April 20, 2017
Interview with Tom Vanderbilt, author of the book Traffic
Everyone has their own theories on driving, like what’s the optimum highway speed. Well there are actually people who study this and the fact is…
As a system the highway works best at sixty miles per hour – it handles the most cars per hour as a system. For the individual, the individual would probably prefer to go seventy-five miles per hour but if the whole highway were going seventy-five it would actually be handling less traffic.
Tom Vanderbilt, author of the book Traffic, says it’s because people drive differently at higher speeds and they have to allow more room between cars. Now you know on a highway where one lane is closed for construction so everyone has to merge to the other lane, usually there’s a sign a mile or two back telling people to start to merge.

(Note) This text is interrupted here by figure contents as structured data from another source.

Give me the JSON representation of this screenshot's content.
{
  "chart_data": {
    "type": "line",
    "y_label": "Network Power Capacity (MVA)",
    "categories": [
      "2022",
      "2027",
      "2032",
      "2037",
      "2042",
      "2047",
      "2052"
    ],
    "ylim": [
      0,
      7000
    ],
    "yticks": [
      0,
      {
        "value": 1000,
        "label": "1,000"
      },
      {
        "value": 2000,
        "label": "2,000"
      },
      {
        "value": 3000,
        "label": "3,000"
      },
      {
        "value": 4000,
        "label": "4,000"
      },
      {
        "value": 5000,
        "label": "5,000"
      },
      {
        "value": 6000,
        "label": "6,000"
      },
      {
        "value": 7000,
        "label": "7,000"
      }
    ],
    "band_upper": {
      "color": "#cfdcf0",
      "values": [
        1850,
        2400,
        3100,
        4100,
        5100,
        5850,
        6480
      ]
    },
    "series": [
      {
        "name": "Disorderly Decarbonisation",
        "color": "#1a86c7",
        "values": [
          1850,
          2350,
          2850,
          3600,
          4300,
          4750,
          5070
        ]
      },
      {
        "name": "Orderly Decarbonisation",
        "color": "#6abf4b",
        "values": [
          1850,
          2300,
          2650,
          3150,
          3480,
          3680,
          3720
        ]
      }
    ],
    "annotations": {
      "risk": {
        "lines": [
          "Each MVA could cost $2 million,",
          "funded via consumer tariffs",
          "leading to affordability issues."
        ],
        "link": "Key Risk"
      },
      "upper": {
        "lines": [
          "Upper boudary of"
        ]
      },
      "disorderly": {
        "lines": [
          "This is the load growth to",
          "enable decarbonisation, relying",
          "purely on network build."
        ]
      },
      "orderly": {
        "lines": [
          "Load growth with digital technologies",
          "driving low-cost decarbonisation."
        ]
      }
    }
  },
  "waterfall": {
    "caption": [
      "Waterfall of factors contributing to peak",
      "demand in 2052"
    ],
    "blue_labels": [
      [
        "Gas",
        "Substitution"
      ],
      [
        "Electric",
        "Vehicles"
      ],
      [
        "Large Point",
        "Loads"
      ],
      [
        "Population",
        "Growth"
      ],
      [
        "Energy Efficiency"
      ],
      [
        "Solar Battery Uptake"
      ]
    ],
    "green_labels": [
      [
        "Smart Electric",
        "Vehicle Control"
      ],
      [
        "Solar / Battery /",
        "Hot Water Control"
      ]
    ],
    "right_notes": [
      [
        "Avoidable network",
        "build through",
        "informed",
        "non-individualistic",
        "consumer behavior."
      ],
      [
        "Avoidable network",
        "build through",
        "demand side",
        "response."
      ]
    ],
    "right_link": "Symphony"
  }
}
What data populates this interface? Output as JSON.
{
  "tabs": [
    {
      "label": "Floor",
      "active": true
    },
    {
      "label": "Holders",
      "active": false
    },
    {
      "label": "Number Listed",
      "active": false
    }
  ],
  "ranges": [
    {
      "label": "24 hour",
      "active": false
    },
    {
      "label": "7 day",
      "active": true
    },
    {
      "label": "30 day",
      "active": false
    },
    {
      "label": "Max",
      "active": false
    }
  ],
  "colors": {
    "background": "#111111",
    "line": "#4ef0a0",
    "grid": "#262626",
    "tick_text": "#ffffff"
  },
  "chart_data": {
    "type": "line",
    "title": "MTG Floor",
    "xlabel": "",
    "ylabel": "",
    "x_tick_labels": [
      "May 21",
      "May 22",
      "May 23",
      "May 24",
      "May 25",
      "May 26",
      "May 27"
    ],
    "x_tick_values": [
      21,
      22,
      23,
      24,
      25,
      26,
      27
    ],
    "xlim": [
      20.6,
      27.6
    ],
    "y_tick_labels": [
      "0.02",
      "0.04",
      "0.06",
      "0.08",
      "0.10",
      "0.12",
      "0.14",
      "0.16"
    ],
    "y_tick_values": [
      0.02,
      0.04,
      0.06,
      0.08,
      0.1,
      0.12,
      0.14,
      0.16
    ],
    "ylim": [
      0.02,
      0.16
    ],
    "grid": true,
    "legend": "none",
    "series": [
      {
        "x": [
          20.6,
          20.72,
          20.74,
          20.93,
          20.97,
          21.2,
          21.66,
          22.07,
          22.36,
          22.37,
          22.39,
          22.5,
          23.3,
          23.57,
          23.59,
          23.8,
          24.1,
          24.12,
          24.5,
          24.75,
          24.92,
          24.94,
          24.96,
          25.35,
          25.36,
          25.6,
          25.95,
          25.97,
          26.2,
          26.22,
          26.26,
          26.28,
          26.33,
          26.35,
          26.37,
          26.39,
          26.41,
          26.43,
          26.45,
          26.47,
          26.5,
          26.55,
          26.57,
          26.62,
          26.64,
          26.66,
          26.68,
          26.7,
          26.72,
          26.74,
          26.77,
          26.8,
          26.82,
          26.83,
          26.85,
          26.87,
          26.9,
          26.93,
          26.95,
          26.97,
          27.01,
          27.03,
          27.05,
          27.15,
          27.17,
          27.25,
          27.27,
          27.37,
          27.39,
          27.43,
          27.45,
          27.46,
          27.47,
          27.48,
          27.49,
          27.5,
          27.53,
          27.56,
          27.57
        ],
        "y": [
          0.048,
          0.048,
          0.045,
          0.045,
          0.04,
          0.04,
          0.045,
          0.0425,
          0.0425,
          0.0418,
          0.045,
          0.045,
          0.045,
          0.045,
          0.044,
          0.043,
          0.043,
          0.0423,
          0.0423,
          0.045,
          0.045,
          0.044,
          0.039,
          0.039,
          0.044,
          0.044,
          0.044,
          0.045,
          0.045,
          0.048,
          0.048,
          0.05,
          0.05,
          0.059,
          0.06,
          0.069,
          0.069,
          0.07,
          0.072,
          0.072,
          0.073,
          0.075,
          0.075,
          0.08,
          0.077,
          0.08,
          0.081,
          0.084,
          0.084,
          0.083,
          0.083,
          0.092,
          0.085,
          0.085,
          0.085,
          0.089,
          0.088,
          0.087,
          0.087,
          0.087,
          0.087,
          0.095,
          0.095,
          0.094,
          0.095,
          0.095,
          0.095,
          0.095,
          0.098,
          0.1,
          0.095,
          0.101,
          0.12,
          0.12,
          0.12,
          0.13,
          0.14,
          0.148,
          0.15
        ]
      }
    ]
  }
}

If the system were just set up in a way that advised people to use both lanes all the way to the merge point, you would not only eliminate all this sort of tension (that has been documented that this happens at these merges) it’s one of the most stressful experiences in driving – it’s been found in surveys. The system would actually perform fifteen percent better; you’d move more cars through the bottleneck.
It seems there are two types of parkers in a parking lot: those people who just take the first spot and those people who cruise around looking for the ideal spot.
The people that look for that ideal spot actually spend a longer time getting into the actual store entrances – and this has been documented by people – essentially clipboards and stopwatches in parking lots.